BANDUNG, JUMAT - Keanekaragaman dan keunikan katak di Indonesia mungkin sebaiknya diublikasikan lebih luas sebagai lambang daerah. Hal tersebut juga akan membantu menyelamatkan berbagai jenis katak dari kepunahan.
Demikian dikatakan Herpetolog (peneliti katak) dari Sekolah Ilmu Teknologi Hayati Institut Teknologi Bandung, Djoko Tjahjono Iskandar dalam workshop tentang katak di Kebon Binatang Bandung, Jumat (27/2).
Menurut Djoko, selain, memiliki peranan penting dalam rantai makanan, katak adalah indikator perubahan iklim dan cuaca. Cacat atau hilangnya jenis katak tertentu di suatu tempat bisa menjadi indikasi kerusakan lingkungan atau perubahan iklim di sekitarnya.
"Berbagai macam cara bisa dilakukan untuk melindungi sekitar 400-500 spesies katak yang terdata di Indonesia. Paling depan tentu konservasi lingkungan tapi ada hal lain bisa menjadi alternatif, yaitu mempublikasikan keragaman dan keunikan spesies katak di Indonesia," katanya.
Menurut Djoko, sejatinya katak di Indonesia memiliki banyak keunikan. Di antaranya warna, ukuran, hingga struktur tubuh. Hal itu, diyakini Djoko bisa dipublikasikan sebagai maskot daerah atau taman nasional. Diharapkan setelah dikenal masyarakat, ekosistem dan keberlangsungan hidupnya bisa terjaga.
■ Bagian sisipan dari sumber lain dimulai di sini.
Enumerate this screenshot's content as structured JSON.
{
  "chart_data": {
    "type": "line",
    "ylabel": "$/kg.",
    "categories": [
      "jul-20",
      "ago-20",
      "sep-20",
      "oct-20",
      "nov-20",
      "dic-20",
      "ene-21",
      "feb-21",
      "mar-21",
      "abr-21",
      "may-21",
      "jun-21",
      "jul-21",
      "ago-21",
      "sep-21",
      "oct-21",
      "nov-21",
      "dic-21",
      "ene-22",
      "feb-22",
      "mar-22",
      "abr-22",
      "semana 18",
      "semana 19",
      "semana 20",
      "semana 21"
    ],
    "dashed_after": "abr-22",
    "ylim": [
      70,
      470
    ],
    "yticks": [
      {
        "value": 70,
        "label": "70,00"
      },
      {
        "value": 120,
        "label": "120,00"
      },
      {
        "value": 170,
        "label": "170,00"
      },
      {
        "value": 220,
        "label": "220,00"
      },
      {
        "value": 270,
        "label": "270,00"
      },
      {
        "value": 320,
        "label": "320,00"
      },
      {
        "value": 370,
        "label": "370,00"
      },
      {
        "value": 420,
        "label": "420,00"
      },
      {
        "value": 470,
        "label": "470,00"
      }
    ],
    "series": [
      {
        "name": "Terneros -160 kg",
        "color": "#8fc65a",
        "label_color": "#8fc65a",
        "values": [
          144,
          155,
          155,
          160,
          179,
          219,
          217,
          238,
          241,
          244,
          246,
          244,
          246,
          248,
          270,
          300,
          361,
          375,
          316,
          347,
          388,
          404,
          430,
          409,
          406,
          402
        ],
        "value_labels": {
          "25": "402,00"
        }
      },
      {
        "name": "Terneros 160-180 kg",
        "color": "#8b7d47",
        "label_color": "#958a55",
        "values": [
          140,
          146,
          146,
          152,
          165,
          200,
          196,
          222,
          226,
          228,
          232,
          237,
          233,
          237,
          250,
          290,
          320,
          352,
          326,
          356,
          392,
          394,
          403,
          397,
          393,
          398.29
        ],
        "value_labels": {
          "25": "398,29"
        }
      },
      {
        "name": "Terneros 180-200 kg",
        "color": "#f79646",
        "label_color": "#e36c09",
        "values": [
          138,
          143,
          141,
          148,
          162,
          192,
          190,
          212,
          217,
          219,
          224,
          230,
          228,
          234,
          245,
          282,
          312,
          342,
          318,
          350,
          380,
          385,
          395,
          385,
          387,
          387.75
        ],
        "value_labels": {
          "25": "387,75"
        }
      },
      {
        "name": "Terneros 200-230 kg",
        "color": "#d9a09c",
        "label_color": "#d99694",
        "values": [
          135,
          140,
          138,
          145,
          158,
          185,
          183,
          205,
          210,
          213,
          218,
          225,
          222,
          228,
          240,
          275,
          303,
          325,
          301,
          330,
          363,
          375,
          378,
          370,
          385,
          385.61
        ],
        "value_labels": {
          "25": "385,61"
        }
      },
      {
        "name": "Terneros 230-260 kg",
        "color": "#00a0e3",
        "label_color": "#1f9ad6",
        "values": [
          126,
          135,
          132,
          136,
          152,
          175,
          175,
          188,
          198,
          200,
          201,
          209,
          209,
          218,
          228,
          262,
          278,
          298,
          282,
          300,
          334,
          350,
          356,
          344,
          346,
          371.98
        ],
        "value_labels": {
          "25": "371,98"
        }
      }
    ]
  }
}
Djoko mengatakan, beberapa katak itu antara lain katak raksasa (Limnonectes blythii) asal Sumatera. Ukurannya merupakan yang terbesar kedua di dunia. Panjangnya bisa mencapai 25 sentimeter dan berat 1,5 kilogram.
Selain itu, ada katak darah dari Gunung Halimun, yaitu katak merah (Leptophryne cruentata). Katak ini satu-satunya di Indonesia yang berwarna merah darah.
Djoko juga menyebutkan satu-satunya katak di Indonesia yang tidak memiliki paru-paru yaitu katak kepala pipih kalimantan (Barbourula kalimantanensis). Usianya diperkirakan lebih dari 50 juta tahun dan di Indonesia hanya ada satu spesies. Di Indonesia, katak yang bernafas menggunakan kulitnya ini hanya ditemukan di Taman Nasional Baka Bukit Raya, Kalimantan Barat.
Penelitian kurang
"Selain minimnya perhatian atau kesadaran mempublikasikan kekhasan katak, kurangnya tenaga ahli dan peneliti katak ikut memengaruhi tidak dikenalnya keragaman katak Indonesia," katanya. Menurut Djoko, Indonesia hanya memiliki sekitar 20 orang herpetolog. Akibatnya data mengenai jenis katak di Indonesia belum lengkap.